Use cases: Clients can use this lab to evaluate full-stack solutions from both management and performance validation standpoints, including power consumption and performance metrics. Clients can also leverage the environment to evaluate different LLM, SLM, and RAG (retrieval-augmented generation) solutions.

Environment 15: HPE Private Cloud AI

The HPE Private Cloud AI is the first turnkey AI solution of its kind. This solution combines the power of NVIDIA AI computing, networking and software with HPE's AI hardware and software to create a streamlined approach for building your GenAI solutions. Because this solution is purpose-built and designed to be on-premise, it helps customers and partners remove complexity and risk from their AI journeys. It also allows you, as the customer, to experiment and innovate with NVIDIA NIMs and expedite use case validation and model building faster.

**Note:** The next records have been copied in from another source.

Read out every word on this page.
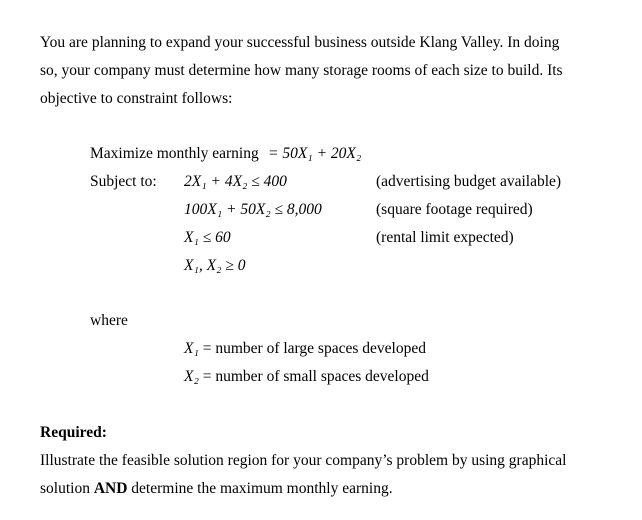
You are planning to expand your successful business outside Klang Valley. In doing
so, your company must determine how many storage rooms of each size to build. Its
objective to constraint follows:
Maximize monthly earning = 50X₁ + 20X₂
Subject to: 2X₁ + 4X₂ ≤ 400	(advertising budget available)
100X₁ + 50X₂ ≤ 8,000	(square footage required)
X₁ ≤ 60	(rental limit expected)
X₁, X₂ ≥ 0
where
X₁ = number of large spaces developed
X₂ = number of small spaces developed
Required:
Illustrate the feasible solution region for your company’s problem by using graphical
solution AND determine the maximum monthly earning.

Use cases: The HPE Private Cloud AI lab is an excellent place for customers looking for a solution to test their GenAI use cases in a safe on-premise environment.

Conclusion

As AI and data solutions continue to evolve across manufacturers and industries, so too will the AI Proving Ground. WWT is dedicated to enhancing and scaling the capabilities of the AI Proving Ground, in close collaboration with our partners, to deliver cutting-edge AI-powered solutions and high-performance architectures that generate real business value.

AI is revolutionizing the way we do business. Together, we can drive innovation to make a new world happen.